En los próximos días, Ángel Garrido abandonará la presidencia de la Comunidad de Madrid para presentarse como candidato del PP a las próximas elecciones al Parlamento Europeo, poniendo fin a un breve y accidentado mandato en el que ha dejado “muchos deberes” sin hacer. Uno de ellos, la regulación de las Viviendas de Uso Turístico (VUT) para frenar su proliferación descontrolada en algunos barrios y municipios de la región. La FRAVM y las asociaciones vecinales de Centro y de otros distritos capitalinos afectados por este fenómeno, como Chamberí o Retiro, llevan más de un año esperando que el Gobierno regional apruebe el proyecto de decreto que tiene entre manos, un texto para el que presentaron numerosas alegaciones.
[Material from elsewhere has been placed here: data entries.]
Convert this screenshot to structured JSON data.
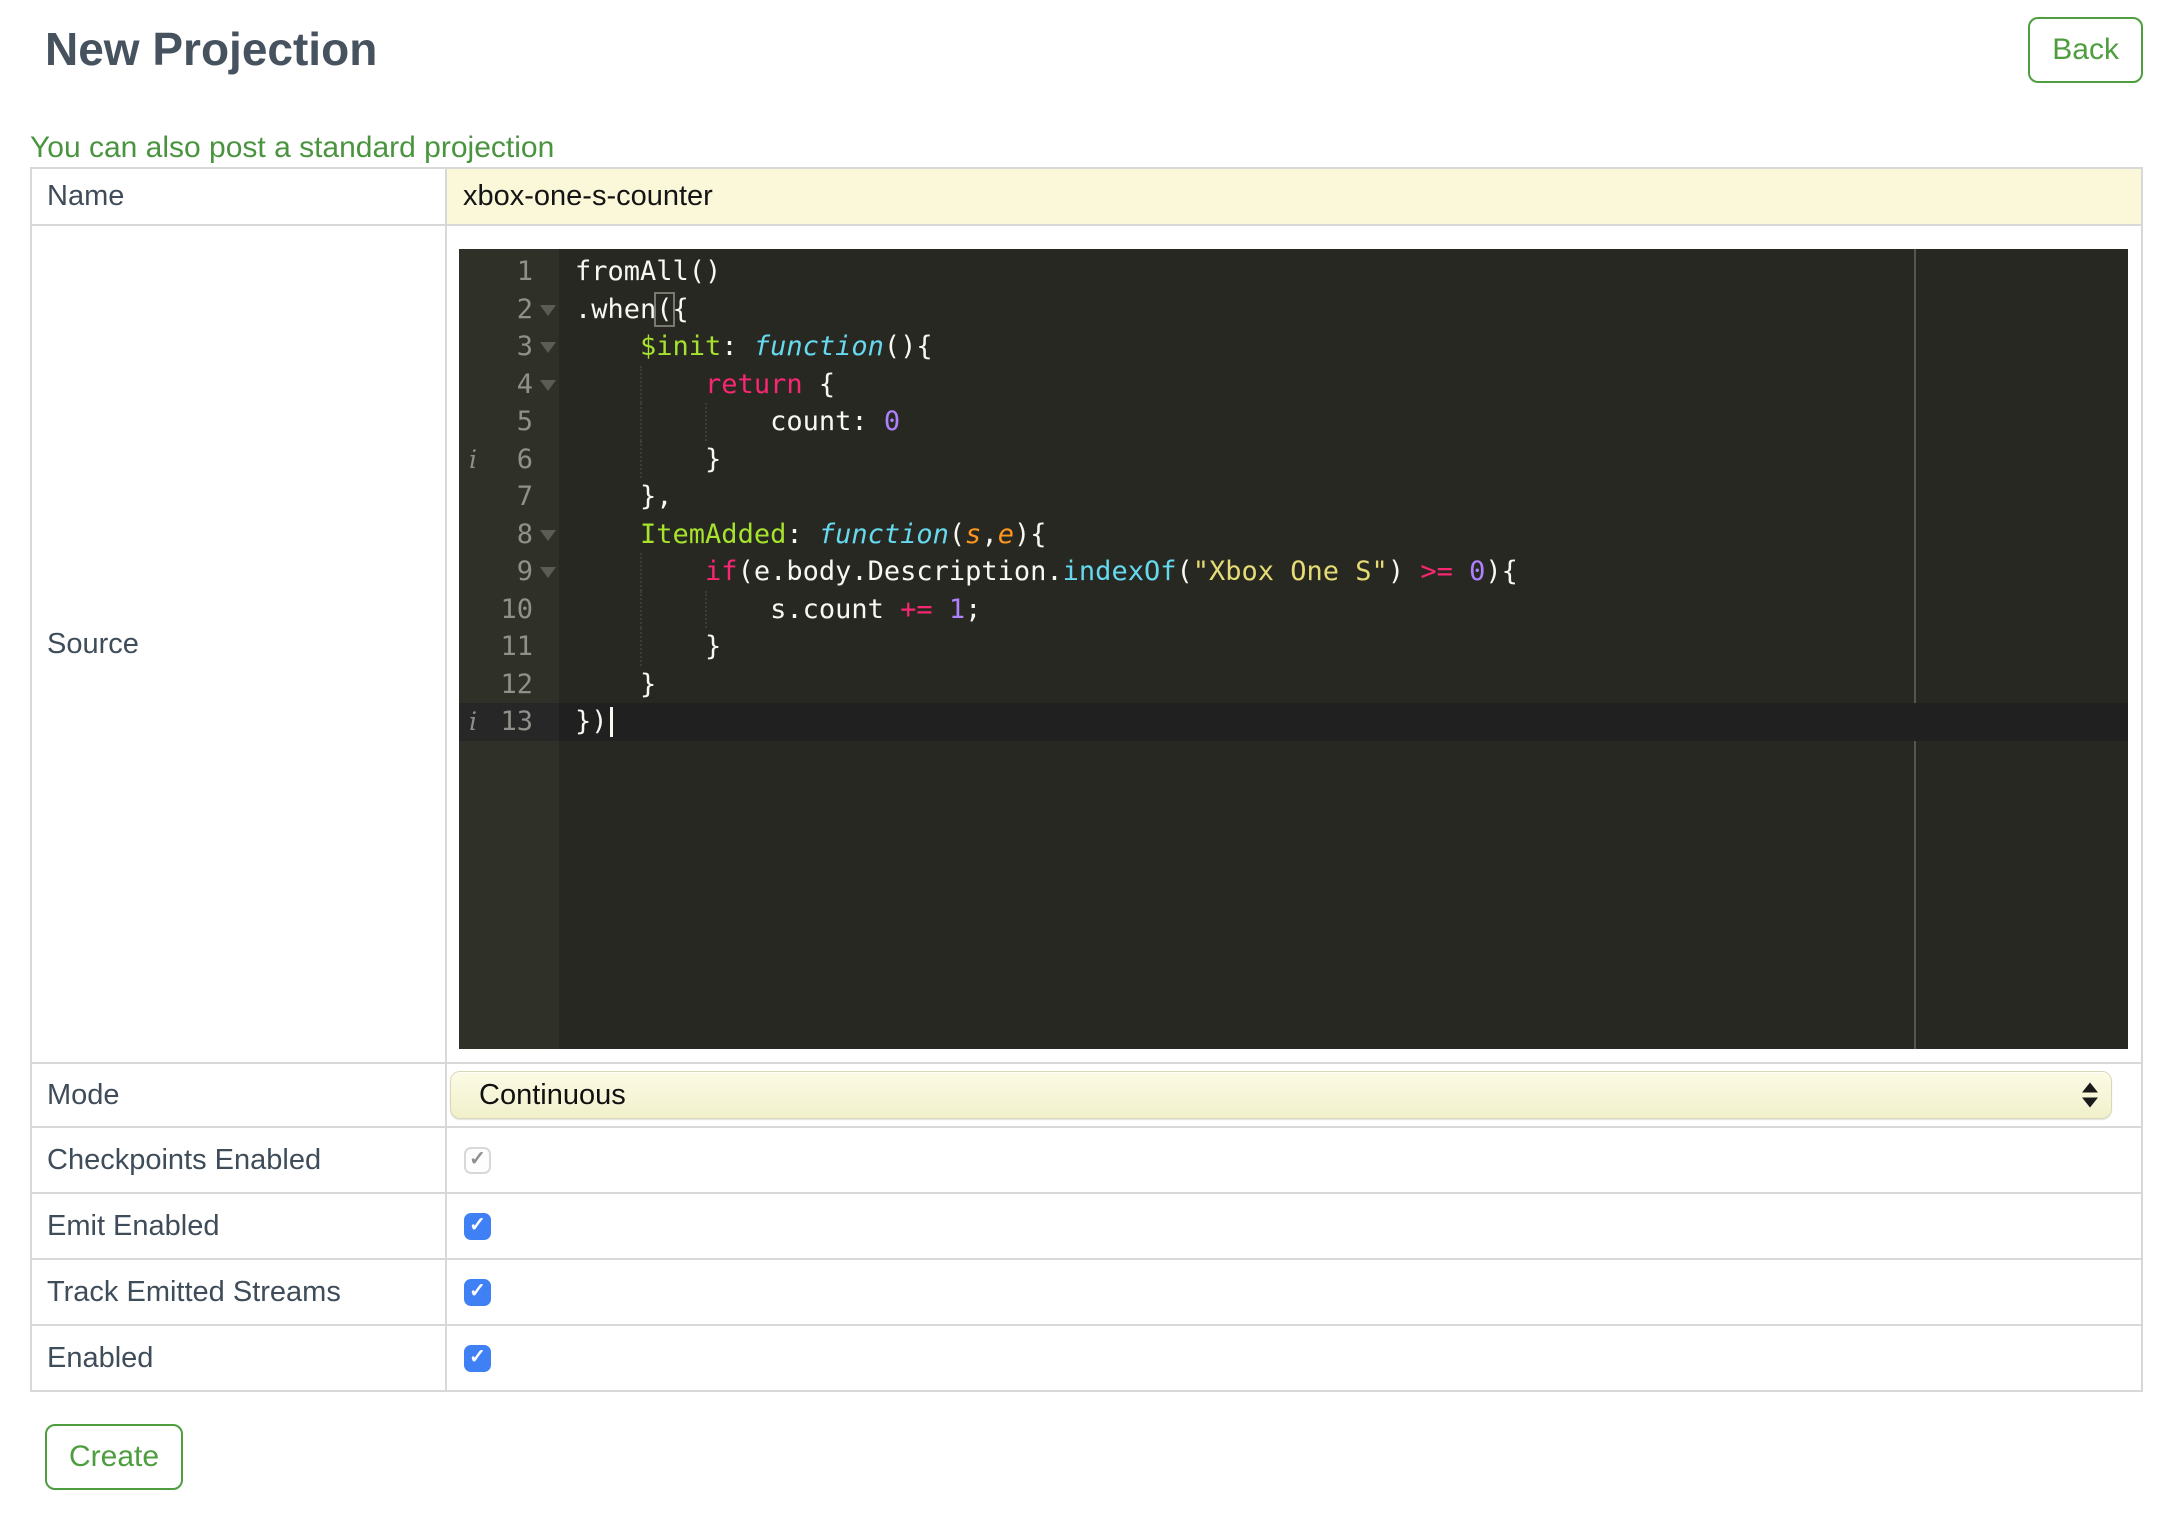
{
  "page": {
    "title": "New Projection",
    "back_label": "Back",
    "link_text": "You can also post a standard projection",
    "create_label": "Create"
  },
  "form": {
    "name": {
      "label": "Name",
      "value": "xbox-one-s-counter"
    },
    "source": {
      "label": "Source"
    },
    "mode": {
      "label": "Mode",
      "value": "Continuous"
    },
    "toggles": [
      {
        "label": "Checkpoints Enabled",
        "checked": true,
        "disabled": true
      },
      {
        "label": "Emit Enabled",
        "checked": true,
        "disabled": false
      },
      {
        "label": "Track Emitted Streams",
        "checked": true,
        "disabled": false
      },
      {
        "label": "Enabled",
        "checked": true,
        "disabled": false
      }
    ]
  },
  "icons": {
    "check_glyph": "✓",
    "annotation_glyph": "i"
  },
  "theme": {
    "green": "#4E9D3F",
    "link_green": "#4A9440",
    "title": "#47525F",
    "label": "#3F4C59",
    "border": "#D8D8D8",
    "input_yellow": "#FAF8D8",
    "select_top": "#FCFBE6",
    "select_bottom": "#F1F0CB",
    "select_border": "#D9D8B6",
    "checkbox_blue": "#3F80F5",
    "checkbox_disabled_border": "#D8D8D8",
    "check_gray": "#8F8F8F"
  },
  "editor": {
    "active_line": 13,
    "annotations": [
      6,
      13
    ],
    "folds": [
      2,
      3,
      4,
      8,
      9
    ],
    "colors": {
      "background": "#272822",
      "gutter": "#2F3129",
      "text": "#F8F8F2",
      "line_number": "#8F908A",
      "active_line": "#202020",
      "active_gutter": "#272727",
      "keyword": "#F92672",
      "entity": "#A6E22E",
      "storage": "#66D9EF",
      "support": "#66D9EF",
      "param": "#FD971F",
      "string": "#E6DB74",
      "number": "#AE81FF",
      "print_margin": "#55564F"
    },
    "lines": [
      [
        {
          "t": "fromAll()",
          "c": "p"
        }
      ],
      [
        {
          "t": ".when",
          "c": "p"
        },
        {
          "t": "(",
          "c": "p",
          "boxed": true
        },
        {
          "t": "{",
          "c": "p"
        }
      ],
      [
        {
          "t": "    ",
          "c": "p"
        },
        {
          "t": "$init",
          "c": "n"
        },
        {
          "t": ": ",
          "c": "p"
        },
        {
          "t": "function",
          "c": "f"
        },
        {
          "t": "(){",
          "c": "p"
        }
      ],
      [
        {
          "t": "        ",
          "c": "p"
        },
        {
          "t": "return",
          "c": "k"
        },
        {
          "t": " {",
          "c": "p"
        }
      ],
      [
        {
          "t": "            count: ",
          "c": "p"
        },
        {
          "t": "0",
          "c": "num"
        }
      ],
      [
        {
          "t": "        }",
          "c": "p"
        }
      ],
      [
        {
          "t": "    },",
          "c": "p"
        }
      ],
      [
        {
          "t": "    ",
          "c": "p"
        },
        {
          "t": "ItemAdded",
          "c": "n"
        },
        {
          "t": ": ",
          "c": "p"
        },
        {
          "t": "function",
          "c": "f"
        },
        {
          "t": "(",
          "c": "p"
        },
        {
          "t": "s",
          "c": "pa"
        },
        {
          "t": ",",
          "c": "p"
        },
        {
          "t": "e",
          "c": "pa"
        },
        {
          "t": "){",
          "c": "p"
        }
      ],
      [
        {
          "t": "        ",
          "c": "p"
        },
        {
          "t": "if",
          "c": "k"
        },
        {
          "t": "(e.body.Description.",
          "c": "p"
        },
        {
          "t": "indexOf",
          "c": "su"
        },
        {
          "t": "(",
          "c": "p"
        },
        {
          "t": "\"Xbox One S\"",
          "c": "s"
        },
        {
          "t": ") ",
          "c": "p"
        },
        {
          "t": ">=",
          "c": "k"
        },
        {
          "t": " ",
          "c": "p"
        },
        {
          "t": "0",
          "c": "num"
        },
        {
          "t": "){",
          "c": "p"
        }
      ],
      [
        {
          "t": "            s.count ",
          "c": "p"
        },
        {
          "t": "+=",
          "c": "k"
        },
        {
          "t": " ",
          "c": "p"
        },
        {
          "t": "1",
          "c": "num"
        },
        {
          "t": ";",
          "c": "p"
        }
      ],
      [
        {
          "t": "        }",
          "c": "p"
        }
      ],
      [
        {
          "t": "    }",
          "c": "p"
        }
      ],
      [
        {
          "t": "})",
          "c": "p"
        },
        {
          "cursor": true
        }
      ]
    ]
  }
}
Ante este hecho y la “inacción” de las administraciones en poner freno al problema, las asociaciones vecinales de Sol y Letras y La Corrala de Lavapiés, junto al colectivo Lavapiés Dónde Vas han convocado una marcha que mañana, 9 de abril, partirá a las 19:00 de la plaza Jacinto Benavente con el lema “No a la turistificación de nuestras casas y barrios”. La manifestación transcurrirá por las calles Huertas y León y la plaza de Antón Martín, para continuar a continuación por la calle Magdalena y descender hasta la plaza de Lavapiés por la calle Ave María. Se trata de un recorrido plagado de pisos turísticos y otro tipo de alojamientos que, poco a poco, están transformando la zona en un auténtico parque temático para el turismo, expulsando a buena parte de su población residente.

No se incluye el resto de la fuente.